Resentment and Forgiveness

To experience resentment is to relive an offense that injured you in the past. Broken down, the word “resent” means “re” (again) “sent” (feel or sense).

What is the price for holding a resentment?

By refusing to give up a “justified resentment,” you may believe that you are punishing the person who wronged you. However, resentful behavior actually leads you to feel hurt and victimized again, disempowered.To let go of resentment would be to experience increased freedom and mental health.

Why might it be tempting to harbor resentment?

  • It gives the illusion of power and control.
  • It provides energy and impetus to get things done.
  • It is a way to avoid uncomfortable communication.
  • It seems to offer protection from vulnerability, a way to feel safe.
  • It allows a person to feel “right.”
  • It may provoke guilt in others.
  • It is a way to avoid the feelings under the anger.
  • It is a way to continue to hold on to a relationship that might otherwise end.
  • It allows a person to avoid responsibility and stay in the role of victim.

What is forgiveness? 

  • The art of releasing resentment
  • A shift of perception
  • An internal process that can occur with or without anyone else's knowledge or participation
  • A decision to see beyond the reactive judgments of your ego
  • Letting go of the idea that you could have had a different past
  • Remembering that all of us are human; we are imperfect, prone to mistakes

Forgiveness is not...

  • Condoning or excusing hurtful or insensitive behavior
  • Suppressing anger and acting as if everything is fine
  • Judging or assuming an attitude of superiority or self-righteousness
  • Forgetting or denying hurtful or insensitive behavior

Caveats about forgiveness:

Pursuit of a path to forgiveness may be very challenging in the face of cultural beliefs and traditions.  Your family of origin may have trained you to see forgiveness as hard won or even unattainable.  Beyond the family, some cultures encourage an “eye-for-an-eye” approach, pushing for retaliation in reaction to an offense rather than granting forgiveness.

On the other hand, it can be risky to forgive too quickly and casually.  “Cheap forgiveness” is premature, superficial and undeserved.  It’s like saying, “I don’t want to struggle.  I can’t carry this pain any longer.  I can’t face the burden of having to accept and understand these feelings.”  In this case, “I forgive you” may only mean “I refuse to look again at the injury you caused.” 

Real forgiveness is hard work.  It involves taking one experience at a time and really examining it, processing the emotion involved.  Done thoroughly and thoughtfully, true forgiveness can be a path to serenity that begins and ends with self-compassion and acceptance of your feelings.

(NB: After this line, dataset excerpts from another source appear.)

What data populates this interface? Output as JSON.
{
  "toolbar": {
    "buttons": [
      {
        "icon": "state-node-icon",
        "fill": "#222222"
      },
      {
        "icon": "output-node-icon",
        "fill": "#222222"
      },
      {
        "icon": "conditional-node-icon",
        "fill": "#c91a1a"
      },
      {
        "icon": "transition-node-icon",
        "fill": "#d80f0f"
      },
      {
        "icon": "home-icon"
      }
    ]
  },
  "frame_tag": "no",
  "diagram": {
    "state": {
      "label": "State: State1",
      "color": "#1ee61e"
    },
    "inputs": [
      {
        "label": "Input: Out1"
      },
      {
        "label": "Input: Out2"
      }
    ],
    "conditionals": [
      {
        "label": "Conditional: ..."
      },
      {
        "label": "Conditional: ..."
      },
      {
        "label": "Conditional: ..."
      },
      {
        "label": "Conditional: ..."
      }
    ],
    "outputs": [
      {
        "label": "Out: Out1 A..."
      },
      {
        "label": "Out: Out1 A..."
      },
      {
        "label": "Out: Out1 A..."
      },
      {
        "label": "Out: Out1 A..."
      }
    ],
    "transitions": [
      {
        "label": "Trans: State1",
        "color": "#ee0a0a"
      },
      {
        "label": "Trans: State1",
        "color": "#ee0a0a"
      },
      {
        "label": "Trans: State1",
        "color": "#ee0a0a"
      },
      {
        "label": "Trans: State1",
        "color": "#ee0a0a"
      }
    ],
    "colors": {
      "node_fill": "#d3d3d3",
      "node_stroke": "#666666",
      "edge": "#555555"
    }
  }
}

Forgiveness is never about restoring a relationship to a former state.  The relationship must change as the result of the injury – otherwise, the forgiveness is just a form of denial.  It would be irresponsible and dangerous to return to a previous relationship with the original “relationship contract” still in place.  The person who was hurtful should not be entitled to the same privileges that used to exist before the offense.  Boundaries between the person who was wronged and the wrong-doer need to be reassessed.  A return to intimacy may never be possible or appropriate, and forgiveness does not require this.

The job of the person who was hurtful is not to extract forgiveness from the victim; instead, the focus should be on making amends – elaborating upon this general outline: “I have wronged you.  I recognize that.  I am responsible.  I deeply regret what I have done.  I will behave in a different way from now on.  I hope that someday forgiveness will be possible between us.”  An apology in the absence of true repentance is meaningless.     

Steps for Self-Forgiveness

  1. Acknowledge the truth of what you have done and how it has affected others. 
  2. Take responsibility for what you have done without blaming or making excuses.
  3. Make amends and repair damage in whatever ways you can.
  4. Learn from the experience by acknowledging the deeper feelings that motivated the behaviors for which you now feel guilty. 
  5. Open your heart to yourself.
  6. Let go of the past and bring your attention to the present moment.
  7. Heal emotional wounds by taking care of yourself in healthy and responsible ways.
  8. Affirm your fundamental goodness.